It sometimes takes some doing to get Timberwolves coach Rick Adelman engaged and open in a conversation, but mention former teammate and coaching rival Jerry Sloan and you can almost see the curtain come down.
The two men played together one season in Chicago long ago and coached against each other for most of 22 years. The Jazz hired Sloan to replace Frank Layden in December 1988, and Portland promoted Adelman to head coach two months later until Sloan up and quit in February 2011.
Adelman coached four different teams during that time while Sloan was pro sports' longest-tenured coach for the last decade of his 23 seasons as Utah's coach.
Earlier this month, Adelman taped a personal five-minute testimonial about his friend and competitor, calling Sloan the opposing coach he always respected most because his teams always were tough-minded and difficult to play.
Parts of that testimonial will be played during a ceremony at Friday night's Utah Jazz game during which Sloan will be honored. A banner bearing his name will be raised into the EnergySolutions Arena rafters alongside retired jerseys belonging to John Stockton, Karl Malone, Pete Maravich and other Jazz greats.

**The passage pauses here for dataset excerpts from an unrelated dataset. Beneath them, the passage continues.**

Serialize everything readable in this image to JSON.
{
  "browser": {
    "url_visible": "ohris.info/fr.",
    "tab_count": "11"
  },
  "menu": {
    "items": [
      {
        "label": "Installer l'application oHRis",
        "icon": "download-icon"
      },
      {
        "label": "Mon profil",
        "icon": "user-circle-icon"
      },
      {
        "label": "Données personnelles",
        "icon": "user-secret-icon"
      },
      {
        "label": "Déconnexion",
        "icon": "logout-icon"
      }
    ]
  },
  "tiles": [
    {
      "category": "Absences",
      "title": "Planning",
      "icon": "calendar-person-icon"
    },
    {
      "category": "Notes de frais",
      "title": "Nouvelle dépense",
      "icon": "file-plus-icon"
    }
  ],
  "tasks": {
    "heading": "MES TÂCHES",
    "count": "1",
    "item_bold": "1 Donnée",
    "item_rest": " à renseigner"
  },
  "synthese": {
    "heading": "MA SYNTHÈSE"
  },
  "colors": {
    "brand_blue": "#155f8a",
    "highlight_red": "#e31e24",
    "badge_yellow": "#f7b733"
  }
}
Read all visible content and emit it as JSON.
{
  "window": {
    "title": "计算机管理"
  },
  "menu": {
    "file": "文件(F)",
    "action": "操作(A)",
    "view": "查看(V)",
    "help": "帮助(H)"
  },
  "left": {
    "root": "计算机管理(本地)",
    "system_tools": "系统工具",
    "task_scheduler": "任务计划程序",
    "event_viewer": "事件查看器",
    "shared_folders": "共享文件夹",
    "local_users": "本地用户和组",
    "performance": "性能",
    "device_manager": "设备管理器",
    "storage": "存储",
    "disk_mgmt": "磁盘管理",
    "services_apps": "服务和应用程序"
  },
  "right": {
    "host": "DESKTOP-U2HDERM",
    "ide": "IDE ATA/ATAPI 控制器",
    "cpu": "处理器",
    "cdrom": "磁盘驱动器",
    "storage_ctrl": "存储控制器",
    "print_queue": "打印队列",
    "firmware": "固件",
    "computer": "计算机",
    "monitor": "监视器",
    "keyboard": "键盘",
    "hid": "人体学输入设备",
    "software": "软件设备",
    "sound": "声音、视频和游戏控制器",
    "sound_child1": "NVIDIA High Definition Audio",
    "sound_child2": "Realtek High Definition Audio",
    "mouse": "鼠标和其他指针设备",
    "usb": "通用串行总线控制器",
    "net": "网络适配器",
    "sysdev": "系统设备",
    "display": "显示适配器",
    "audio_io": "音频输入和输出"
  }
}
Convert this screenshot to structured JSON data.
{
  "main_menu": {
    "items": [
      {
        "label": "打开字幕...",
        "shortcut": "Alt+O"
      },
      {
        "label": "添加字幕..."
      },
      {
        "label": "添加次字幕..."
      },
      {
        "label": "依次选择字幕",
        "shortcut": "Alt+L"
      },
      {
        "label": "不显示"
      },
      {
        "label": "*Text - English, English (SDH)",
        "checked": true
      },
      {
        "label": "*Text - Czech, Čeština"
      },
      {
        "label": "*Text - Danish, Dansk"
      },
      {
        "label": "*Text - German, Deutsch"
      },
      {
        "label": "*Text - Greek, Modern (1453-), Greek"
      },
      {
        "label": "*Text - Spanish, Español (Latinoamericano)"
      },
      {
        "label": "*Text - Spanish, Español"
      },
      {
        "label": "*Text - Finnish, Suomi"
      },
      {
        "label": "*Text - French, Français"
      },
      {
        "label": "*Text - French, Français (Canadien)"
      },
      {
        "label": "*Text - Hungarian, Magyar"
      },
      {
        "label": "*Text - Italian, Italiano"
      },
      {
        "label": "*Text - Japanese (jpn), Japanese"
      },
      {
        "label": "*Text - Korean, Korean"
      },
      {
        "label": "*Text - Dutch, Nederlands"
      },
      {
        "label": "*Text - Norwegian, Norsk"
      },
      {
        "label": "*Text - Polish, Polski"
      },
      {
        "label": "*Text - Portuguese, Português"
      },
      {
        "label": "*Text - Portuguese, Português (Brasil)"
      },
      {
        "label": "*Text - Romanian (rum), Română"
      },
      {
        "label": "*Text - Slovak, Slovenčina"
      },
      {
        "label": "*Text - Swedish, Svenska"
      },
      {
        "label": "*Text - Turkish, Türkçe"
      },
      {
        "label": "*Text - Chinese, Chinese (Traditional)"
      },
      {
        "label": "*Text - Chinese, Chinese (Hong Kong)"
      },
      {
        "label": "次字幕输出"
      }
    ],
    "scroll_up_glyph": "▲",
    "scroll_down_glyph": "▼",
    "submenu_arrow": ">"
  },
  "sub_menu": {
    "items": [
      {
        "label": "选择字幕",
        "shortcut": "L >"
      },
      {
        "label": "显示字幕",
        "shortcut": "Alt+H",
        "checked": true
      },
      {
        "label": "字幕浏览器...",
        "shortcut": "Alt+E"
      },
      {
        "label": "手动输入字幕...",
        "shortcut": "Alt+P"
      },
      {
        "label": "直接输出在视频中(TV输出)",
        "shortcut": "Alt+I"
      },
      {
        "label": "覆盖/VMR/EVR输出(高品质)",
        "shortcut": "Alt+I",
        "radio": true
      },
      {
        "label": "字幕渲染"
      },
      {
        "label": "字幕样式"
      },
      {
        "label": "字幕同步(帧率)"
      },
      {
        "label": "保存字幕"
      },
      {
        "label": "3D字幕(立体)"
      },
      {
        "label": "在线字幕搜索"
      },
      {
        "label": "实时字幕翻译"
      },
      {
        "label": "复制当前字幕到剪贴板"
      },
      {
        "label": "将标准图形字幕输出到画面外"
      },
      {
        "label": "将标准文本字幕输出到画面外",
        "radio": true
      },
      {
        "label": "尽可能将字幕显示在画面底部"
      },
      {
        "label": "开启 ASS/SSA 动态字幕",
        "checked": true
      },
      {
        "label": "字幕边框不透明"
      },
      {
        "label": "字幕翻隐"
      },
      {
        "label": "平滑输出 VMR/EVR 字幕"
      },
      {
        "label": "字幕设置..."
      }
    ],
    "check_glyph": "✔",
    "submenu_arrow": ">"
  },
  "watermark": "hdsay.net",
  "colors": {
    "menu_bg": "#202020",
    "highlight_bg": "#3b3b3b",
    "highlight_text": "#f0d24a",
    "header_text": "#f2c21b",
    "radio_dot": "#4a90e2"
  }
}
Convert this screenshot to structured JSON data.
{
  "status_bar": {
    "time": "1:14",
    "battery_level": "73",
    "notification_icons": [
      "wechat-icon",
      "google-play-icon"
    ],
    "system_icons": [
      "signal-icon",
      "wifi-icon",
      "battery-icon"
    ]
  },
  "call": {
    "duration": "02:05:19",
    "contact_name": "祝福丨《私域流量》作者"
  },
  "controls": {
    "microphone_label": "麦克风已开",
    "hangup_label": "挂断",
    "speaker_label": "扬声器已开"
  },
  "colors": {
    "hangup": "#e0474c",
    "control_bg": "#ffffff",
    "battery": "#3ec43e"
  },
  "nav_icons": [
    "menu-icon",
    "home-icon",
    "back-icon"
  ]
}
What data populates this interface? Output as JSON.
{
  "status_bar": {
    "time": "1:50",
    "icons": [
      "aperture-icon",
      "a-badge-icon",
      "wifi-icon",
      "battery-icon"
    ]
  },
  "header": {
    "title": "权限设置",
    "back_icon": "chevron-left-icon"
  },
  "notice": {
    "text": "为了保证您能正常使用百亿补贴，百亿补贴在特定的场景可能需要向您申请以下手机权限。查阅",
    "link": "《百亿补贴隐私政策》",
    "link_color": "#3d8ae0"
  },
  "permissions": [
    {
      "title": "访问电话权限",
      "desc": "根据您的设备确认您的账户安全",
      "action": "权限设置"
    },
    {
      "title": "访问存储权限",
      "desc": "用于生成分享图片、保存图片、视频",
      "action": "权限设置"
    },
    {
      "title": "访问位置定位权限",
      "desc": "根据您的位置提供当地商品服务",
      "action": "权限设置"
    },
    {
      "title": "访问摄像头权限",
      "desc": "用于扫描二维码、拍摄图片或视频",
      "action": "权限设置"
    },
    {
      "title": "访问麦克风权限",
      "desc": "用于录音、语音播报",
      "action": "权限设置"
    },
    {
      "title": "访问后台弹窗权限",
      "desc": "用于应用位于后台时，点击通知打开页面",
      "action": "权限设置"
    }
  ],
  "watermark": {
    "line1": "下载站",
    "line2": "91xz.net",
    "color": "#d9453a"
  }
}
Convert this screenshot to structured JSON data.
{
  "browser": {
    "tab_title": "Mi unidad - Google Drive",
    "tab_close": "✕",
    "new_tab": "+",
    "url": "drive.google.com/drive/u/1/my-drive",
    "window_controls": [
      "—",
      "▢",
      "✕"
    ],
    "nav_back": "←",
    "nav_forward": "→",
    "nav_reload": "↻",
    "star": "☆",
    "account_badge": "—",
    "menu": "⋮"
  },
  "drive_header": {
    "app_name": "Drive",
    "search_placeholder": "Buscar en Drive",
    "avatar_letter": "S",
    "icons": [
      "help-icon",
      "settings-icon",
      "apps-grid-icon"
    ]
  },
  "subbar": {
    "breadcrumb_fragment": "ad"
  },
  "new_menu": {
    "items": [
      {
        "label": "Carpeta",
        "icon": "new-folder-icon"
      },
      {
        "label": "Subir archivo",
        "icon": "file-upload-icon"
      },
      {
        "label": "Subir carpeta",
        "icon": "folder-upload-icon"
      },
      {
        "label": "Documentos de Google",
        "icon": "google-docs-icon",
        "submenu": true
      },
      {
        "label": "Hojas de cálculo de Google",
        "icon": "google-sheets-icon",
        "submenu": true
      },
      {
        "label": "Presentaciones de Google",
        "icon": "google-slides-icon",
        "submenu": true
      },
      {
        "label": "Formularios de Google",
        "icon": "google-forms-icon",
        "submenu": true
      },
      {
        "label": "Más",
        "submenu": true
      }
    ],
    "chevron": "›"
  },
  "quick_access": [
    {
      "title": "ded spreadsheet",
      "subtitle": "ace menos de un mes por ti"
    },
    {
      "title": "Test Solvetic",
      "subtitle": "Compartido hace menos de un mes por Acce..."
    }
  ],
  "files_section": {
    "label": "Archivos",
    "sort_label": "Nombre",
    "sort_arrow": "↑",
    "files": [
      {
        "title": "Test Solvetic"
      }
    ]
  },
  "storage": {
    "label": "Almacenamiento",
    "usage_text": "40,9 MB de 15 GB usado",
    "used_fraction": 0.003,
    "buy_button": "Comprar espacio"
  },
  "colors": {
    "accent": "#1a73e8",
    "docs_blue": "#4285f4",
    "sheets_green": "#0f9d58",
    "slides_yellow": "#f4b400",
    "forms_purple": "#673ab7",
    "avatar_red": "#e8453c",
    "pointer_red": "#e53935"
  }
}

"It's amazing to me that hasn't been done yet," Adelman said. "But I'm glad it is being done. It needs to be up there. Anybody in this professional-sports world who was in the same place that many years deserves to have a lot of jerseys up there."
Adelman learned all about the toughness that later embodied Sloan's teams when he played alongside the Bulls' driven veteran guard during the 1973-74 season.
"The thing about Jerry, you hated him when you played against him, and you just loved him when he was on your side," Adelman said. "When I got traded there, I wasn't much of a player or anything. He brought me in, took me out to get furniture before my wife got there. He just kind of reached out. He's a special, special person."